Литмир - Электронная Библиотека
A
A

– Давай к Глумскому, - сказал я Попеленко. - Чтоб никто вашего дежурства не заметил! И не подведи, понял?

– Разве ж не понимаю? Политический вопрос.

Я посмотрел в сторону Варвариной хаты. Окна были темны. Попеленко проследил за моим взглядом.

– Не, она нас не увидит, если там морячок, - сказал он и хихикнул.

– Как ты думаешь, зачем ей это нужно? - спросил он.

– Заведено так, что нужно, - философски ответил Попеленко и вздохнул. Силы природы!

–Ты лекций по биологии не читай, я не о том... Зачем ей Горелый и бандюги? Разве она любит его, Горелого? Никого она, кроме себя, не любит.

–Кто их, баб, поймет? - сказал "ястребок".- Другой состав.

– Ну ладно. Действуй!

– Товарищ старший! - Попеленко ухватил меня за рукав. Брови его вопросительно расползлись на разные этажи. - Извините, конечно. То правда, что вы немую Семеренкову сватаете, или тоже военные хитрощи? Заманиваете их?

– То правда, Попеленко.

– Так, так... - Он покачал головой и сочувственно посмотрел на меня.

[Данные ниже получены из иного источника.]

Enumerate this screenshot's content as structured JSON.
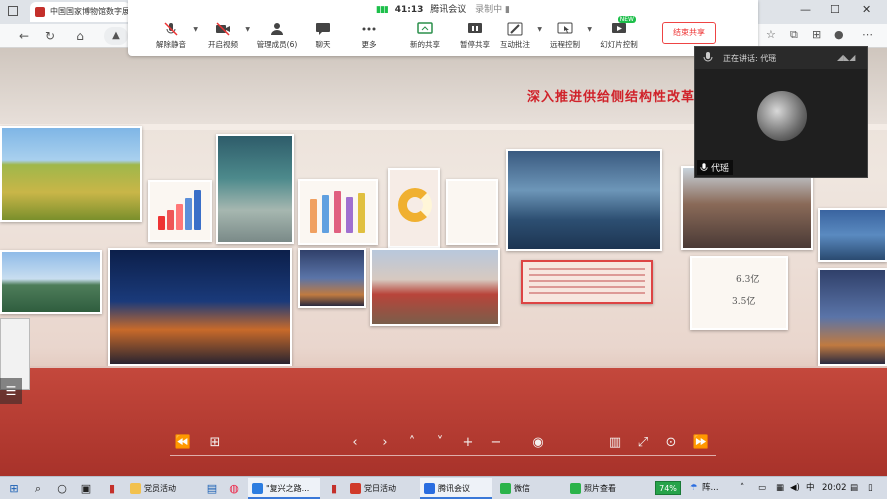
{
  "browser": {
    "tab_title": "中国国家博物馆数字展厅",
    "lock_label": "▲"
  },
  "meeting": {
    "signal": "▮▮▮",
    "time": "41:13",
    "app_name": "腾讯会议",
    "recording": "录制中 ▮",
    "tools": [
      {
        "label": "解除静音",
        "icon": "mic-muted-icon"
      },
      {
        "label": "开启视频",
        "icon": "video-off-icon"
      },
      {
        "label": "管理成员(6)",
        "icon": "members-icon"
      },
      {
        "label": "聊天",
        "icon": "chat-icon"
      },
      {
        "label": "更多",
        "icon": "more-icon"
      },
      {
        "label": "新的共享",
        "icon": "share-icon"
      },
      {
        "label": "暂停共享",
        "icon": "pause-share-icon"
      },
      {
        "label": "互动批注",
        "icon": "annotate-icon"
      },
      {
        "label": "远程控制",
        "icon": "remote-control-icon"
      },
      {
        "label": "幻灯片控制",
        "icon": "slides-icon"
      }
    ],
    "new_badge": "NEW",
    "end_share": "结束共享"
  },
  "scene": {
    "headline": "深入推进供给侧结构性改革",
    "stat_1": "6.3亿",
    "stat_2": "3.5亿"
  },
  "speaker": {
    "speaking_label": "正在讲话: 代瑶",
    "name": "代瑶"
  },
  "viewer_controls": [
    "rewind-icon",
    "grid-icon",
    "prev-icon",
    "next-icon",
    "up-icon",
    "down-icon",
    "zoom-in-icon",
    "zoom-out-icon",
    "eye-icon",
    "map-icon",
    "fullscreen-icon",
    "download-icon",
    "forward-icon"
  ],
  "taskbar": {
    "items": [
      {
        "label": "党员活动"
      },
      {
        "label": "\"复兴之路..."
      },
      {
        "label": "党日活动"
      },
      {
        "label": "腾讯会议"
      },
      {
        "label": "微信"
      },
      {
        "label": "照片查看"
      }
    ],
    "battery": "74%",
    "weather": "阵...",
    "ime": "中",
    "clock": "20:02"
  },
  "colors": {
    "accent_red": "#d0222a",
    "meeting_green": "#1dbf4a",
    "taskbar_bg": "#d6dce6"
  }
}
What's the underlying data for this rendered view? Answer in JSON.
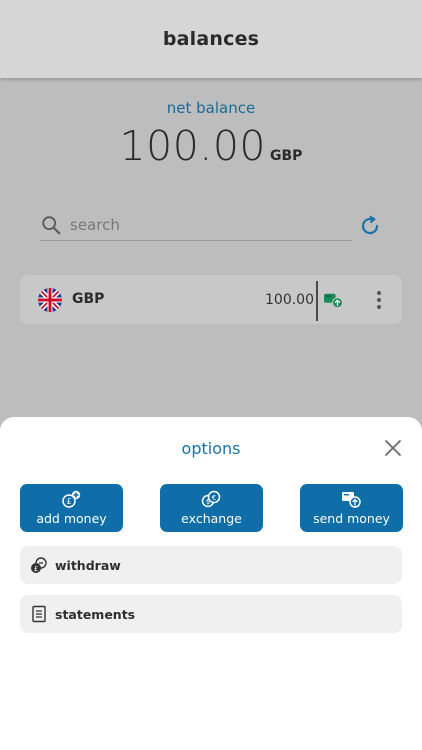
{
  "header": {
    "title": "balances"
  },
  "net_balance": {
    "label": "net balance",
    "amount": "100.00",
    "currency": "GBP"
  },
  "search": {
    "placeholder": "search"
  },
  "accounts": [
    {
      "flag": "uk-flag-icon",
      "code": "GBP",
      "amount": "100.00"
    }
  ],
  "options_sheet": {
    "title": "options",
    "actions": [
      {
        "label": "add money",
        "icon": "add-money-icon"
      },
      {
        "label": "exchange",
        "icon": "exchange-icon"
      },
      {
        "label": "send money",
        "icon": "send-money-icon"
      }
    ],
    "items": [
      {
        "label": "withdraw",
        "icon": "withdraw-icon"
      },
      {
        "label": "statements",
        "icon": "statements-icon"
      }
    ]
  },
  "colors": {
    "accent": "#0f6ea7",
    "accent_text": "#1a73a8",
    "positive": "#1a8a5a"
  }
}
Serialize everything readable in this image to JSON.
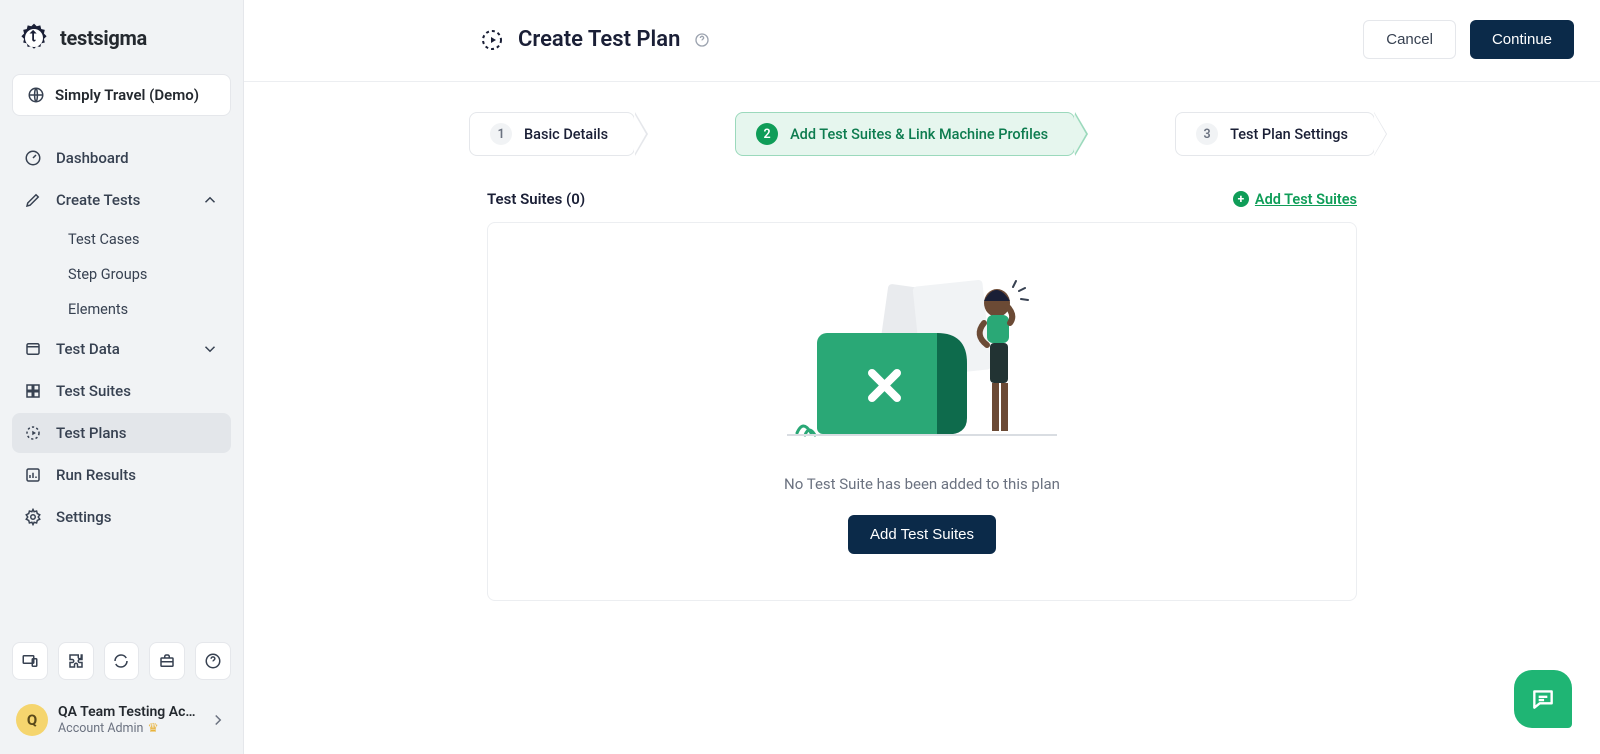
{
  "brand": {
    "name": "testsigma"
  },
  "project": {
    "label": "Simply Travel (Demo)"
  },
  "sidebar": {
    "items": [
      {
        "label": "Dashboard"
      },
      {
        "label": "Create Tests"
      },
      {
        "label": "Test Data"
      },
      {
        "label": "Test Suites"
      },
      {
        "label": "Test Plans"
      },
      {
        "label": "Run Results"
      },
      {
        "label": "Settings"
      }
    ],
    "create_tests_children": [
      {
        "label": "Test Cases"
      },
      {
        "label": "Step Groups"
      },
      {
        "label": "Elements"
      }
    ]
  },
  "user": {
    "avatar_letter": "Q",
    "name": "QA Team Testing Acc...",
    "role": "Account Admin"
  },
  "header": {
    "title": "Create Test Plan",
    "cancel": "Cancel",
    "continue": "Continue"
  },
  "stepper": {
    "steps": [
      {
        "num": "1",
        "label": "Basic Details"
      },
      {
        "num": "2",
        "label": "Add Test Suites & Link Machine Profiles"
      },
      {
        "num": "3",
        "label": "Test Plan Settings"
      }
    ]
  },
  "suites": {
    "heading": "Test Suites (0)",
    "add_link": "Add Test Suites",
    "empty_text": "No Test Suite has been added to this plan",
    "add_button": "Add Test Suites"
  }
}
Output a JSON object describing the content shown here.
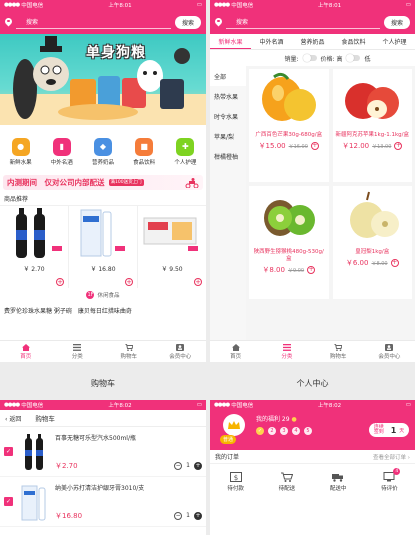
{
  "status": {
    "carrier": "中国电信",
    "time1": "上午8:01",
    "time2": "上午8:02"
  },
  "colors": {
    "accent": "#f0317a",
    "price": "#e8335e"
  },
  "home": {
    "search_placeholder": "搜索",
    "search_button": "搜索",
    "banner_text": "单身狗粮",
    "quick": [
      {
        "label": "新鲜水果",
        "icon": "fruit-icon",
        "color": "#f5a623"
      },
      {
        "label": "中外名酒",
        "icon": "wine-icon",
        "color": "#f0317a"
      },
      {
        "label": "营养奶品",
        "icon": "milk-icon",
        "color": "#4a90e2"
      },
      {
        "label": "食品饮料",
        "icon": "snack-icon",
        "color": "#f57c3a"
      },
      {
        "label": "个人护理",
        "icon": "care-icon",
        "color": "#7ed321"
      }
    ],
    "promo_text": "内测期间　仅对公司内部配送",
    "promo_badge": "满100送货上门",
    "section_title": "商品推荐",
    "products": [
      {
        "price": "￥ 2.70"
      },
      {
        "price": "￥ 16.80"
      },
      {
        "price": "￥ 9.50"
      }
    ],
    "page_badge": "1F",
    "page_label": "休闲食品",
    "shop_cards": [
      "费罗伦珍珠水果糖 粥子碗",
      "康贝每日红措味曲奇"
    ]
  },
  "tabs": [
    {
      "label": "首页",
      "icon": "home-icon"
    },
    {
      "label": "分类",
      "icon": "category-icon"
    },
    {
      "label": "购物车",
      "icon": "cart-icon"
    },
    {
      "label": "会员中心",
      "icon": "member-icon"
    }
  ],
  "category": {
    "search_placeholder": "搜索",
    "search_button": "搜索",
    "top_tabs": [
      "新鲜水果",
      "中外名酒",
      "营养奶品",
      "食品饮料",
      "个人护理"
    ],
    "sort": {
      "sales": "销量:",
      "price": "价格: 高",
      "low": "低"
    },
    "side": [
      "全部",
      "热带水果",
      "时令水果",
      "苹果/梨",
      "柑橘橙柚"
    ],
    "items": [
      {
        "name": "广西百色芒果30g-680g/盒",
        "price": "￥15.00",
        "old": "￥16.00"
      },
      {
        "name": "新疆阿克苏苹果1kg-1.1kg/盒",
        "price": "￥12.00",
        "old": "￥13.00"
      },
      {
        "name": "陕西野生猕猴桃480g-530g/盒",
        "price": "￥8.00",
        "old": "￥9.00"
      },
      {
        "name": "皇冠梨1kg/盒",
        "price": "￥6.00",
        "old": "￥8.00"
      }
    ]
  },
  "captions": {
    "cart": "购物车",
    "member": "个人中心"
  },
  "cart": {
    "back": "返回",
    "title": "购物车",
    "items": [
      {
        "name": "百事无糖可乐型汽水500ml/瓶",
        "price": "￥2.70",
        "qty": "1"
      },
      {
        "name": "纳美小苏打清洁护龈牙膏3010/支",
        "price": "￥16.80",
        "qty": "1"
      }
    ]
  },
  "member": {
    "welfare": "我的福利 29",
    "vip": "普通",
    "days": [
      "2",
      "3",
      "4",
      "5"
    ],
    "sign_label": "连续签到",
    "sign_days": "1",
    "sign_unit": "天",
    "orders_title": "我的订单",
    "orders_all": "查看全部订单",
    "orders": [
      {
        "label": "待付款",
        "icon": "wallet-icon"
      },
      {
        "label": "待配送",
        "icon": "cart-icon"
      },
      {
        "label": "配送中",
        "icon": "truck-icon"
      },
      {
        "label": "待评价",
        "icon": "review-icon",
        "badge": "4"
      }
    ]
  }
}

Вот, оказывается, какой вопрос мучил его после всех наших открытий на пороге тревожной ночи.

Я пошел к хате Семеренковых, к высоким тополям. Буркан побежал следом. Луна висела высоко и не скоро должна была скрыться за темно-синей линией лесов. Как будто навстречу луне с запада, со стороны Грушевого хутора, поднималась гряда облаков. Тень их, наверно, уже коснулась УРа и медленно плыла сюда, к Глухарам.

10

Я вошел во двор Семеренковых осторожно. Только негромко стукнул прикладом о плетень. Хотел незаметно усесться где-нибудь под сараем, в тени, приладив МГ для стрельбы с упора, но дверь хаты открылась.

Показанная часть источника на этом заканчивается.